To isolate the effect of wildfire suppression, they ran five scenarios with varying intensities of firefighting. Moderate, high and maximum suppression assumed that the initial attack teams were on site within 4, 2 and 1 hours, respectively. With progressive suppression, crews simply monitor a low- or moderate-intensity fire until it starts to increase in intensity and then they go into suppression mode. Finally, the researchers modeled a zero-suppression situation.

After running the simulations thousands of times, the researchers found that aggressive wildfire suppression appears to cause large wildfires to burn more acres, and more areas experience high-intensity fire rather than the patchy kind of burning that occurs with smaller fires.

For years, fire researchers have bemoaned the “fire suppression paradox,” where suppressing wildfires in the present can merely make future wildfires worse by allowing a lot of forest vegetation to persist. But as a result of their findings, the UM researchers have added a new concept of “wildfire suppression bias,” where because smaller fires are squelched early, large fires end up being bigger because they burn the area that smaller fires should have burned.

There have always been some fires that burn big, such as the 1910 Fire. But because of suppression, those kinds of fires are now over-represented, because smaller fires are immediately put out. Thus the public perception of wildfire is also skewed only toward large fires.

The researchers use the analogy of the overuse of antibiotics.

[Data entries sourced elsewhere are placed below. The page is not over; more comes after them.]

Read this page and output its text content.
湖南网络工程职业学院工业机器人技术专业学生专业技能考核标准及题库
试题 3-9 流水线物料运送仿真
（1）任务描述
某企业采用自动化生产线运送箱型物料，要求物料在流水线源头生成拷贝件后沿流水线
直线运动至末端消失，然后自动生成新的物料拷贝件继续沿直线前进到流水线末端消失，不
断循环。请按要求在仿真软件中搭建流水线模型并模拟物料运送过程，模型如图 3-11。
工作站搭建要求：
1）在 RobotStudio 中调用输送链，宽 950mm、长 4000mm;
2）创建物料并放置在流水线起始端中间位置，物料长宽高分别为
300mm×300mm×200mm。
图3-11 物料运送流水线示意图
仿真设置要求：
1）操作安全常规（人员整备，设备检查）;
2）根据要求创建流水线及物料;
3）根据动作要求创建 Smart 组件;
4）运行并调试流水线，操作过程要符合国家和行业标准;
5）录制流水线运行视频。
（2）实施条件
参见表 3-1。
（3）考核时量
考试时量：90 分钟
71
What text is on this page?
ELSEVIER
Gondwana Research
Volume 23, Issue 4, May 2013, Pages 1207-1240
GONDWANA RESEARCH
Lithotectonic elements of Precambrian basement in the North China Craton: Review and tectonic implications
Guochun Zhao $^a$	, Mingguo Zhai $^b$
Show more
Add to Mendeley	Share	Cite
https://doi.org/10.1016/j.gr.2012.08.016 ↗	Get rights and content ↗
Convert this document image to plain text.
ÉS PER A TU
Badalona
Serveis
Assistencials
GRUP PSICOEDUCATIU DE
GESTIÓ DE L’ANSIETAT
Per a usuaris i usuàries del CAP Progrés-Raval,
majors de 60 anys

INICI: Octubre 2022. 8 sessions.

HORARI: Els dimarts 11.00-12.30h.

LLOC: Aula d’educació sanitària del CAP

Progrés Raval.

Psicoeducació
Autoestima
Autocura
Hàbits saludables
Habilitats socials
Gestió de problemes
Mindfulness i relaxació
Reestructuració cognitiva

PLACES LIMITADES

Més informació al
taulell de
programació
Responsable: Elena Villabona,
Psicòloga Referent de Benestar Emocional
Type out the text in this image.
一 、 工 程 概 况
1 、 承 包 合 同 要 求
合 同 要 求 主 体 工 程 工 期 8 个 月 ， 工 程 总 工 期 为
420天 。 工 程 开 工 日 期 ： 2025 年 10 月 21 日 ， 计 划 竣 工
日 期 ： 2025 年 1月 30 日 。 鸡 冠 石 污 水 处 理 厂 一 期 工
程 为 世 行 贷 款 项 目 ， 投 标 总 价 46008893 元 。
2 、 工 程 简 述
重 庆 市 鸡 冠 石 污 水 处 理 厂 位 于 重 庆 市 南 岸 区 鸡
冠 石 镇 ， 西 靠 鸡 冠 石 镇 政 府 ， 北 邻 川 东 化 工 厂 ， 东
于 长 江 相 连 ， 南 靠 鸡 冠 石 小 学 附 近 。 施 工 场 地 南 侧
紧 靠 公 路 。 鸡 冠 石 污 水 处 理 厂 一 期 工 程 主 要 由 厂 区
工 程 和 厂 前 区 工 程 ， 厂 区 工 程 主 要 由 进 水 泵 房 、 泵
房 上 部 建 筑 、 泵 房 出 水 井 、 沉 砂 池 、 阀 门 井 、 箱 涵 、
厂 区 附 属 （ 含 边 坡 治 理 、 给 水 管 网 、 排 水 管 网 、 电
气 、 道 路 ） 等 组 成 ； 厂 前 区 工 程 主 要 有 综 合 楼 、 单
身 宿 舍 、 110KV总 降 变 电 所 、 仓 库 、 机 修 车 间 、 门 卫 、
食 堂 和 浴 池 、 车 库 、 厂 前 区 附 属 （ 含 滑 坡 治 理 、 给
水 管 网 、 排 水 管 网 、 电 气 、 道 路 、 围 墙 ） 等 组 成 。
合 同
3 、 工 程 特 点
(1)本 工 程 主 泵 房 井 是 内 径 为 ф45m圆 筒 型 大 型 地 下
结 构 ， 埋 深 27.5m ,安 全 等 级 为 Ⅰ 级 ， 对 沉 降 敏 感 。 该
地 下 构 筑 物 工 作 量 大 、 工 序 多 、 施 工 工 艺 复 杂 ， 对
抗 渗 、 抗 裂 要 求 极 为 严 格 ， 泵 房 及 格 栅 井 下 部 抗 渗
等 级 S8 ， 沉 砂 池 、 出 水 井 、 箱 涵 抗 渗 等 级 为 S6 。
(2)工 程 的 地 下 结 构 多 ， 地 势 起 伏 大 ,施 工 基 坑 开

“In our attempt to eliminate all fires, we have only eliminated the less intense fires (that may best align with management objectives such as fuel reduction) and instead selected for primarily the most extreme events (suppression bias) and created higher fuel loads and more ‘suppression-resistant’ fires (suppression paradox),” the researchers wrote.

(Inciweb)
(Inciweb)
loading...

In the mid-1960s, some federal agencies such as the National Park Service recognized the ecological role of wildfire and created a policy to allow fires to burn under certain conditions. The U.S. Forest Service was slower to follow. In 1970, Montana foresters pushed to allow wildfire to burn within the Selway-Bitterroot Wilderness and the results prompted a gradual shift away from the Forest Service policy of complete suppression. But during the recent pandemic, agencies slid back toward full suppression as a way to compensate for limited crews and over-extended resources. The UM research shows how that may backfire.

However, the researchers acknowledge that the Forest Service faces challenges if it tries to implement a more progressive policy of fire suppression. Internally, some forest managers will dismiss new research and continue to adhere to the traditional policy of suppression. Meanwhile, some members of the public distrust government agencies and will demand immediate action when fires are discovered. That attitude is exacerbated by the fact that more people keep moving into forested areas.

They also note the value of prescribed burns but say that prescribed burns should be augmented with progressive suppression to reduce the intensity and size of future wildfires.

“It may seem counterintuitive, but our work clearly highlights that part of addressing our nation’s fire crisis is learning how to accept more fires burning when safely possible,” said Philip Higuera, co-author and UM professor of fire ecology. “That’s as important as fuels reduction and addressing global warming.”